Uitspraak
1.De uitspraak waarvan herziening is gevraagd
2.De aanvraag tot herziening
3.Bewezenverklaring en bewijsvoering
4.Beoordeling van de aanvraag
5.Beslissing
19 november 2024.
Hoge Raad
In deze zaak heeft de Hoge Raad op 19 november 2024 uitspraak gedaan op een aanvraag tot herziening van een eerder arrest van het gerechtshof Arnhem-Leeuwarden. De aanvrager, geboren in 1978, was eerder veroordeeld voor het opzettelijk telen en aanwezig hebben van hennep, alsook voor diefstal van elektriciteit.

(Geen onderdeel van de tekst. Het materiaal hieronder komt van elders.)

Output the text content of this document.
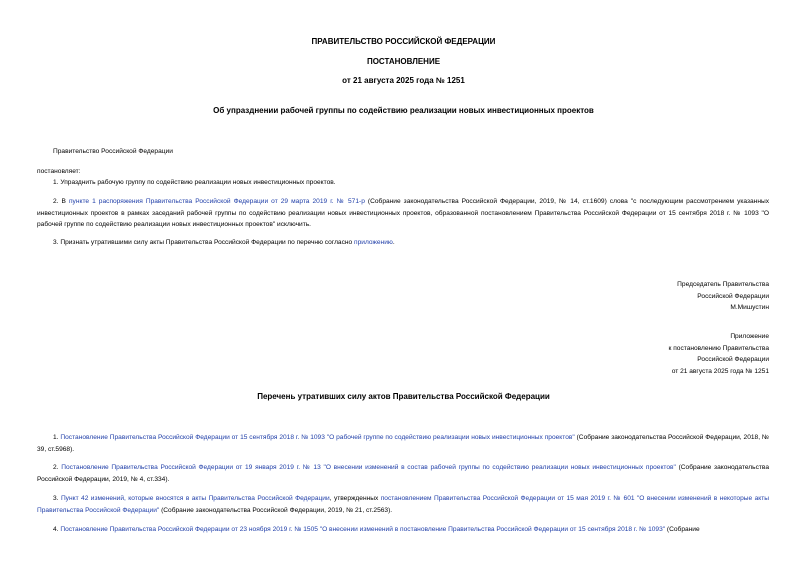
ПРАВИТЕЛЬСТВО РОССИЙСКОЙ ФЕДЕРАЦИИ
ПОСТАНОВЛЕНИЕ
от 21 августа 2025 года № 1251
Об упразднении рабочей группы по содействию реализации новых инвестиционных проектов
Правительство Российской Федерации
постановляет:
1. Упразднить рабочую группу по содействию реализации новых инвестиционных проектов.
2. В пункте 1 распоряжения Правительства Российской Федерации от 29 марта 2019 г. № 571-р (Собрание законодательства Российской Федерации, 2019, № 14, ст.1609) слова "с последующим рассмотрением указанных инвестиционных проектов в рамках заседаний рабочей группы по содействию реализации новых инвестиционных проектов, образованной постановлением Правительства Российской Федерации от 15 сентября 2018 г. № 1093 "О рабочей группе по содействию реализации новых инвестиционных проектов" исключить.
3. Признать утратившими силу акты Правительства Российской Федерации по перечню согласно приложению.
Председатель Правительства
Российской Федерации
М.Мишустин
Приложение
к постановлению Правительства
Российской Федерации
от 21 августа 2025 года № 1251
Перечень утративших силу актов Правительства Российской Федерации
1. Постановление Правительства Российской Федерации от 15 сентября 2018 г. № 1093 "О рабочей группе по содействию реализации новых инвестиционных проектов" (Собрание законодательства Российской Федерации, 2018, № 39, ст.5968).
2. Постановление Правительства Российской Федерации от 19 января 2019 г. № 13 "О внесении изменений в состав рабочей группы по содействию реализации новых инвестиционных проектов" (Собрание законодательства Российской Федерации, 2019, № 4, ст.334).
3. Пункт 42 изменений, которые вносятся в акты Правительства Российской Федерации, утвержденных постановлением Правительства Российской Федерации от 15 мая 2019 г. № 601 "О внесении изменений в некоторые акты Правительства Российской Федерации" (Собрание законодательства Российской Федерации, 2019, № 21, ст.2563).
4. Постановление Правительства Российской Федерации от 23 ноября 2019 г. № 1505 "О внесении изменений в постановление Правительства Российской Федерации от 15 сентября 2018 г. № 1093" (Собрание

De aanvrager stelde dat hij valse bekennende verklaringen had afgelegd om zijn vader te beschermen, die de hennepkwekerij had. Hij voegde een verklaring toe waarin hij terugkwam op zijn eerdere verklaringen, maar de Hoge Raad oordeelde dat deze verklaring geen aannemelijke reden bood voor zijn eerdere bekennende verklaringen. De Hoge Raad benadrukte dat de aanvrager tijdens de procedure in hoger beroep geen aanleiding had gezien om zijn verklaringen te herzien, en dat de bij de aanvraag gevoegde stukken geen ernstig vermoeden wekten dat de eerdere verklaringen onjuist waren. De aanvraag tot herziening werd dan ook afgewezen, waarbij de Hoge Raad concludeerde dat de aanvrager niet aannemelijk had gemaakt dat zijn eerdere verklaringen onjuist waren. De uitspraak van de Hoge Raad bevestigt de eerdere veroordeling van de aanvrager tot een gevangenisstraf van vijftien maanden, waarvan drie maanden voorwaardelijk.